The regex string is this: (&.{1})([A-Za-z\d_ ]*)
(Link to example)
However I have a fringe case problem that will mean I can't properly parse excel header that contain ampersands.
In an excel header for your document to have an ampersand in the title (this is in plain text) you must type &&
. So the xml of a header with an ampersands might look like:
&RPork && Beans
(which would display "Pork & Beans" in the spreadsheet).
My regex is not able to cope with the premature ampersand. In the first group ((&.{1})
) I ask for anything that has an ampersand and the character that follows it (ie an L/C/R). How can I tell this group to not include when there are 2 ampersands. My regex skills are pretty novice, I can describe what I want at a higher level:
I want to split the string wherever I see &L/&C/&R and capture all text after this, up to another &L/&C/&R delimiter (excluding new line spaces etc). I can best describe this in C# linq below.
(&.{1}.Where(c => c != '&'))([A-Za-z\d_ ]*)

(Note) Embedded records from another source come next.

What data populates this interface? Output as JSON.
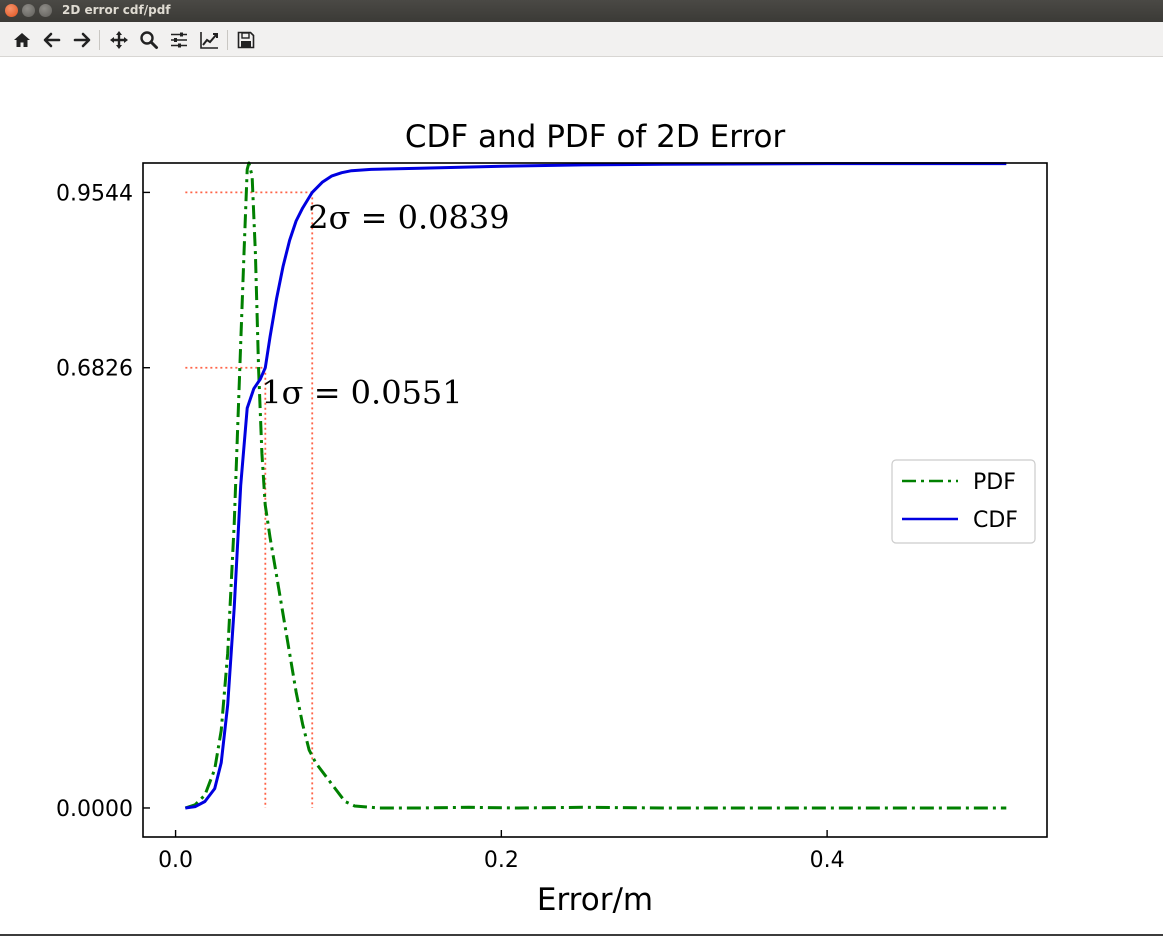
{
  "window": {
    "title": "2D error cdf/pdf"
  },
  "toolbar": {
    "buttons": [
      {
        "name": "home-icon"
      },
      {
        "name": "back-icon"
      },
      {
        "name": "forward-icon"
      },
      {
        "name": "pan-icon"
      },
      {
        "name": "zoom-icon"
      },
      {
        "name": "configure-subplots-icon"
      },
      {
        "name": "edit-axis-icon"
      },
      {
        "name": "save-icon"
      }
    ]
  },
  "chart_data": {
    "type": "line",
    "title": "CDF and PDF of 2D Error",
    "xlabel": "Error/m",
    "ylabel": "",
    "xlim": [
      -0.02,
      0.535
    ],
    "ylim": [
      -0.045,
      1.0
    ],
    "xticks": [
      0.0,
      0.2,
      0.4
    ],
    "xtick_labels": [
      "0.0",
      "0.2",
      "0.4"
    ],
    "yticks": [
      0.0,
      0.6826,
      0.9544
    ],
    "ytick_labels": [
      "0.0000",
      "0.6826",
      "0.9544"
    ],
    "grid": false,
    "legend_position": "right",
    "series": [
      {
        "name": "PDF",
        "color": "#008000",
        "style": "dashdot",
        "x": [
          0.006,
          0.012,
          0.018,
          0.024,
          0.028,
          0.032,
          0.036,
          0.04,
          0.042,
          0.044,
          0.045,
          0.047,
          0.049,
          0.051,
          0.053,
          0.055,
          0.058,
          0.062,
          0.066,
          0.07,
          0.074,
          0.078,
          0.082,
          0.086,
          0.092,
          0.098,
          0.104,
          0.11,
          0.125,
          0.15,
          0.18,
          0.21,
          0.25,
          0.3,
          0.35,
          0.4,
          0.45,
          0.51
        ],
        "y": [
          0.0,
          0.005,
          0.02,
          0.06,
          0.12,
          0.24,
          0.44,
          0.72,
          0.86,
          0.99,
          1.0,
          0.98,
          0.86,
          0.68,
          0.55,
          0.47,
          0.42,
          0.36,
          0.3,
          0.24,
          0.18,
          0.13,
          0.09,
          0.07,
          0.05,
          0.03,
          0.01,
          0.003,
          0.0,
          0.0,
          0.001,
          0.0,
          0.001,
          0.0,
          0.0,
          0.0,
          0.0,
          0.0
        ]
      },
      {
        "name": "CDF",
        "color": "#0000e0",
        "style": "solid",
        "x": [
          0.006,
          0.012,
          0.018,
          0.024,
          0.028,
          0.032,
          0.036,
          0.04,
          0.044,
          0.048,
          0.052,
          0.0551,
          0.058,
          0.062,
          0.066,
          0.07,
          0.074,
          0.078,
          0.0839,
          0.09,
          0.096,
          0.102,
          0.108,
          0.12,
          0.15,
          0.2,
          0.25,
          0.3,
          0.4,
          0.51
        ],
        "y": [
          0.0,
          0.002,
          0.01,
          0.03,
          0.07,
          0.16,
          0.31,
          0.5,
          0.62,
          0.65,
          0.665,
          0.6826,
          0.73,
          0.79,
          0.84,
          0.88,
          0.91,
          0.93,
          0.9544,
          0.97,
          0.98,
          0.985,
          0.988,
          0.99,
          0.992,
          0.995,
          0.997,
          0.998,
          0.999,
          0.999
        ]
      }
    ],
    "annotations": [
      {
        "label": "1σ = 0.0551",
        "x": 0.0551,
        "y": 0.6826,
        "color": "#ff6347"
      },
      {
        "label": "2σ = 0.0839",
        "x": 0.0839,
        "y": 0.9544,
        "color": "#ff6347"
      }
    ]
  }
}
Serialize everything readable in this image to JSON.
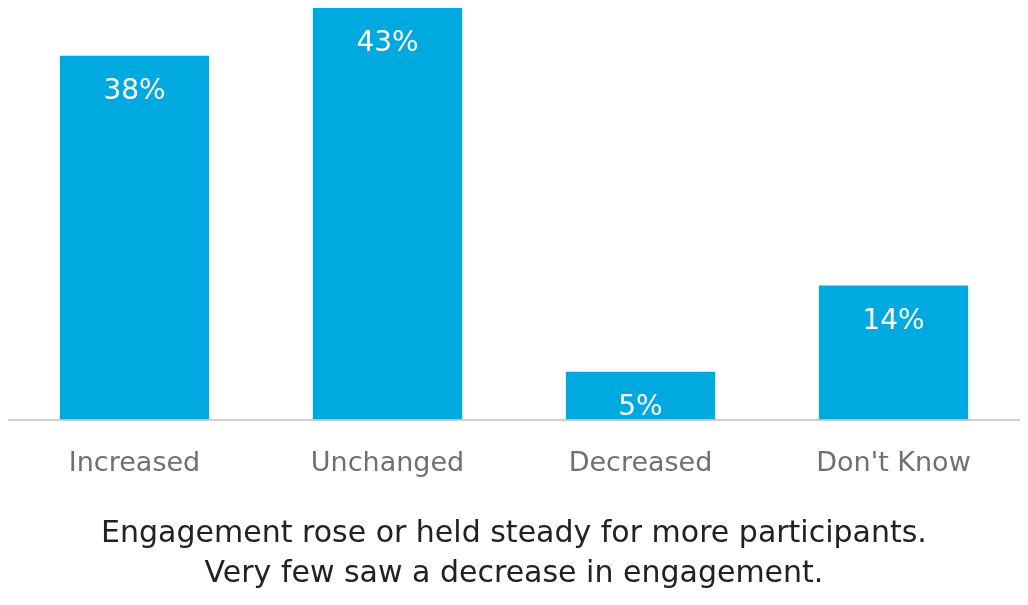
{
  "chart_data": {
    "type": "bar",
    "categories": [
      "Increased",
      "Unchanged",
      "Decreased",
      "Don't Know"
    ],
    "values": [
      38,
      43,
      5,
      14
    ],
    "value_labels": [
      "38%",
      "43%",
      "5%",
      "14%"
    ],
    "color": "#00a9e0",
    "grid": false,
    "legend": false,
    "annotations": [
      "Engagement rose or held steady for more participants.",
      "Very few saw a decrease in engagement."
    ]
  }
}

For the string "&RPork && Beans"
my regex captures 2 matches each with 2 groups:
match 1
group 1: "&R"
group 2: "Pork "
match 2
group 1: "&&"
group 2: " Beans"
and I'd want it to match once:
group 1: "&R"
group 2: "Pork && Beans"
Thanks for the help
You may use
var result = Regex.Split(s, "(&[LRC])").Where(x => !string.IsNullOrWhiteSpace(x));
See the regex demo. The (&[LRC])
will match &
and a L
, R
or C
letter after it, this value will be extracted into the resulting array due to the capturing parentheses.
var s = "&RPork && Beans&CDocument Title";
var result = Regex.Split(s, "(&[LRC])")
.Where(x => !string.IsNullOrWhiteSpace(x))
.ToList();
var data = result.Where((c,i) => i % 2 == 0).Zip(result.Where((c,i) => i % 2 != 0),
(delimiter, value) => new KeyValuePair<string, string>(delimiter, value));
foreach (var kvp in data)
Console.WriteLine("Delimiter: {0}\nValue: {1}", kvp.Key, kvp.Value);
Output:
Delimiter: &R
Value: Pork && Beans
Delimiter: &C
Value: Document Title